Zimbabwean novelist Tsitsi Dangarembga awarded PEN Pinter Prize 2021
Tsitsi Dangarembga, a prominent Zimbabwean novelist, has been named the winner of this year’s Pen Pinter Prize.
She will give a keynote talk at a ceremony held by the British Library and English PEN on Monday, October 11th, as a result of her award.

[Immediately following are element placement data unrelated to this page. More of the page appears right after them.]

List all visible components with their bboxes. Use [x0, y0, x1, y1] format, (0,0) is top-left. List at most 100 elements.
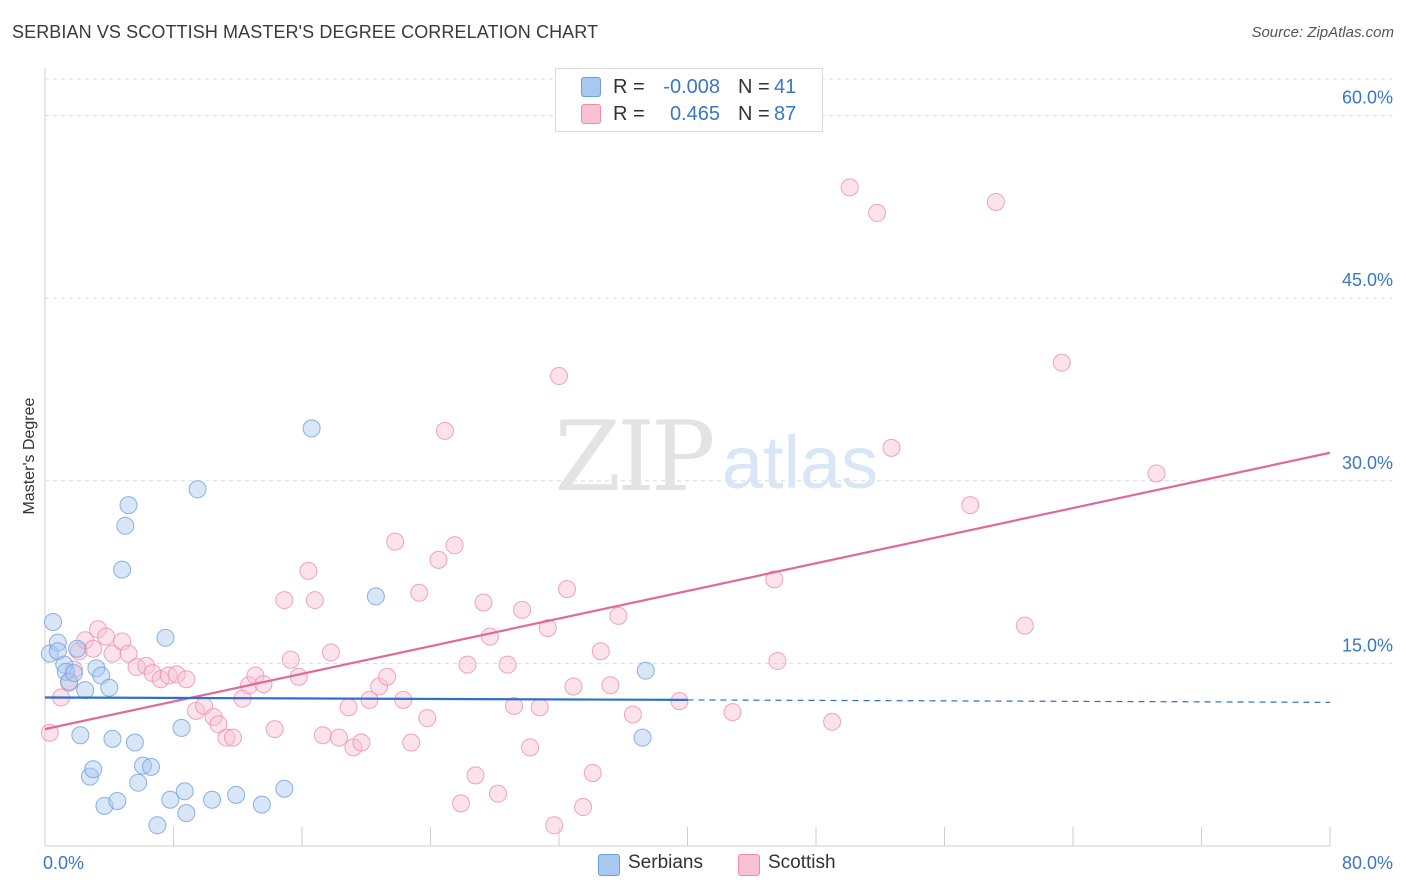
- scottish-point: [127, 658, 146, 677]
- scottish-point: [119, 644, 138, 663]
- scottish-point: [305, 591, 324, 610]
- y-axis-label: Master's Degree: [21, 397, 38, 514]
- serbians-point: [76, 681, 95, 700]
- scottish-point: [321, 643, 340, 662]
- serbians-point: [108, 791, 127, 810]
- serbians-point: [60, 672, 79, 691]
- scottish-point: [670, 692, 689, 711]
- scottish-point: [505, 696, 524, 715]
- scottish-point: [339, 698, 358, 717]
- scottish-point: [1052, 353, 1071, 372]
- scottish-point: [418, 709, 437, 728]
- serbians-point: [161, 790, 180, 809]
- scottish-point: [1147, 464, 1166, 483]
- scottish-point: [545, 816, 564, 835]
- scottish-point: [360, 690, 379, 709]
- serbians-point: [366, 587, 385, 606]
- legend-swatch-scottish: [581, 104, 601, 124]
- scottish-point: [452, 794, 471, 813]
- serbians-point: [142, 757, 161, 776]
- serbians-point: [148, 816, 167, 835]
- legend-swatch-scottish: [738, 854, 760, 876]
- scottish-point: [521, 738, 540, 757]
- scottish-point: [445, 536, 464, 555]
- watermark: ZIP atlas: [554, 401, 878, 513]
- serbians-point: [172, 718, 191, 737]
- scottish-point: [352, 733, 371, 752]
- scottish-trend-line: [44, 451, 1331, 731]
- scottish-point: [530, 698, 549, 717]
- y-tick-label: 60.0%: [1342, 88, 1393, 108]
- scottish-point: [609, 606, 628, 625]
- scottish-point: [882, 438, 901, 457]
- tick-labels: 15.0% 30.0% 45.0% 60.0% 0.0% 80.0%: [43, 88, 1393, 873]
- scottish-point: [103, 644, 122, 663]
- serbians-point: [44, 612, 63, 631]
- scottish-point: [429, 550, 448, 569]
- y-tick-label: 45.0%: [1342, 270, 1393, 290]
- serbians-trend-line: [44, 696, 688, 702]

In 2009, the PEN Pinter Prize was founded in honor of Nobel Prize-winning writer Harold Pinter.
The prize is given yearly to a writer of exceptional literary merit who lives in the United Kingdom, Ireland, the Commonwealth, or a former Commonwealth country.
In the words of Harold Pinter’s Nobel Prize acceptance speech, the winning writer must cast a “unflinching, unswerving” gaze on the world and demonstrate a “fierce intellectual desire to identify the fundamental truth of our lives and communities.”
Dangarembga later commented by saying, “I am grateful that my casting – in the words of Harold Pinter – an “unflinching, unswerving gaze” upon my country and its society has resonated with many people across the globe and this year with the jury of the PEN Pinter Prize 2021. I believe that the positive reception of literary works like mine helps to prove that we can unite around that which is positively human.”
Dangarembga began studying medicine at the University of Cambridge but dropped out when her parents returned to Zimbabwe after the country’s independence.
She changed her major to psychology at the University of Zimbabwe, then travelled to Germany to study cinema.
Dangarembga shot to fame in 1988 with her debut novel “Nervous Conditions,” a coming-of-age drama about a girl’s struggle to escape poverty and obtain an education in Rhodesia before the country earned independence from Britain in 1980.
It was the first English-language novel written by a black Zimbabwean lady.
It won the Commonwealth Book Prize for fiction in 1989, and the BBC named it one of the best 100 books of the year in 2018.
She penned the script for “Neria,” a 1993 melodrama that was well-received internationally.
After taking part in a two-women silent demonstration in 2020, the writer was detained, thrown into a police cell, and accused with inciting public violence.
The 61-year-old left home on July 31st, promising her husband she’d be back soon after organizing a spontaneous protest along a nearby road.
She and a companion were arrested while standing on a street corner holding posters calling for reform of Zimbabwe’s institutions and the freedom of critics.